The working group, which was officially discontinued in 2018, supported innovative research that brings new forms of data and analysis, as well as new methods, to bear on questions of interest in its core programs in Social Inequality, Behavioral Economics, Future of Work, and Race, Ethnicity and Immigration.
Over the last five decades, survey research, including face-to-face interviews, telephone surveys and internet panels, has provided most of the data for knowledge production in the social sciences. But declining response rates and the increasing cost of surveys raise questions regarding their long-run sustainability. In addition, research on many topics in the social sciences is hampered by data of insufficient scale and quality.
The emergence of the digital age has rapidly increased access to large and comprehensive data sources such as public and private administrative databases, as well as novel new sources of information such as online transactions, social-media interactions, and internet searches. New computational tools allow for the extraction and coding of text from digital sources. Advances in analytical methods for exploiting and analyzing large amounts of data have also emerged. However, the availability of these new data raises complicated issues regarding access, confidentiality, and privacy.
The study of social mobility is one of many areas where new data have furthered our understanding of the social world. Although survey data have long been used to examine mobility, the data often have limitations including small samples, cross-sectional designs, an inability to link parents with children, and differential attrition. Recent studies have advanced our understanding of social and economic outcomes by analyzing administrative data from tax and social security records.
Chetty, et al. (2014a; 2014b), use tax records to examine intergenerational mobility for recent birth cohorts. Using rank-based measures of mobility, and combining their findings with prior results from other studies, they conclude that social mobility has been essentially stable for birth cohorts from the 1950s to the early 1990s. They also find substantial geographic variation in mobility with some metropolitan areas having much lower rates of mobility than others.
Mitnick and Grusky (2015) also rely on tax data to estimate intergenerational income elasticities (IGEs) for recent birth cohorts, finding that the U.S. is a much less mobile society than has been suggested by many previous studies. Carr and Wiemers (2016) link multiple panels from the Survey of Income and Program Participation with administrative earnings records and find that intragenerational mobility has declined for the most recent birth cohorts, with the greatest decline for those with a college degree.

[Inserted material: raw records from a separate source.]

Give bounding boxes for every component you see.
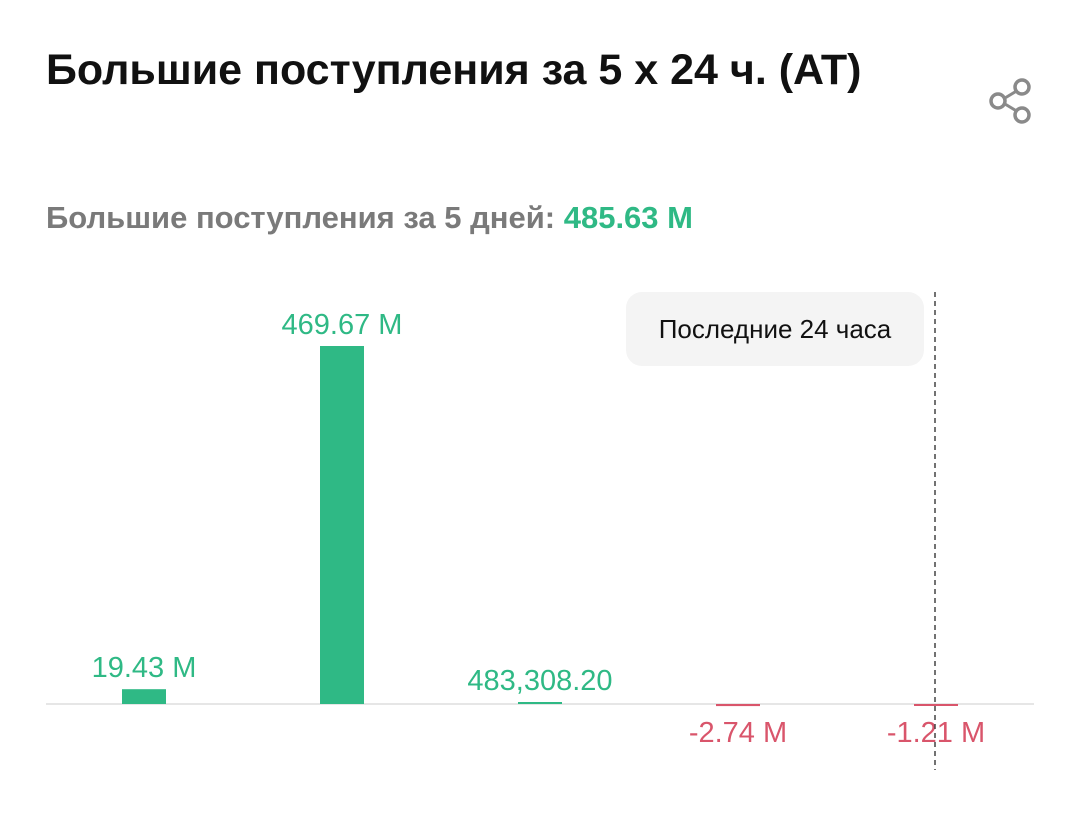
bar-value-label-5: -1.21 M bbox=[887, 717, 985, 749]
bar-4[interactable] bbox=[716, 704, 760, 707]
summary-label: Большие поступления за 5 дней: bbox=[46, 200, 556, 235]
bar-5[interactable] bbox=[914, 704, 958, 706]
bar-value-label-2: 469.67 M bbox=[282, 309, 403, 341]
share-icon[interactable] bbox=[986, 76, 1036, 126]
bar-value-label-1: 19.43 M bbox=[92, 652, 197, 684]
bar-value-label-3: 483,308.20 bbox=[467, 665, 612, 697]
bar-2[interactable] bbox=[320, 346, 364, 704]
summary-line: Большие поступления за 5 дней: 485.63 M bbox=[46, 200, 693, 236]
summary-value: 485.63 M bbox=[563, 200, 693, 235]
bar-3[interactable] bbox=[518, 702, 562, 704]
page-title: Большие поступления за 5 х 24 ч. (AT) bbox=[46, 46, 862, 94]
bar-value-label-4: -2.74 M bbox=[689, 717, 787, 749]
bar-1[interactable] bbox=[122, 689, 166, 704]
last-24h-tooltip: Последние 24 часа bbox=[626, 292, 924, 366]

These examples illustrate how “big data” can expand our understanding of social issues and demonstrate that new data and improved research methods can advance research in the social sciences. Other examples include:
- Advances in text analysis make it possible to analyze large volumes of written material. Enns and colleagues (2016) rely on automated content analysis and other qualitative analysis software to classify all speeches and content inserted into the Congressional Record from 1970 to 2011 to examine the association between political donations and issues raised by members of Congress.
- Price indexes are traditionally constructed using in-person store visits that occur on a regular basis to collect price data for goods and services. The Billion Prices Project (Cavallo and Rigobon, 2016) uses web-scraping technology to collect prices from hundreds of online retailers daily to construct new economic indicators that track the traditional indicators quite well.
- The literature showing an association between race and economic outcomes is extensive, but it is difficult to determine the extent to which these associations are due to racial discrimination or characteristics correlated with race. Doleac and Stein (2013) use online classified advertisements to examine the effect of race on market outcomes and find that black sellers receive fewer and lower offers than white sellers, and that buyer communication with black sellers indicates lower levels of trust.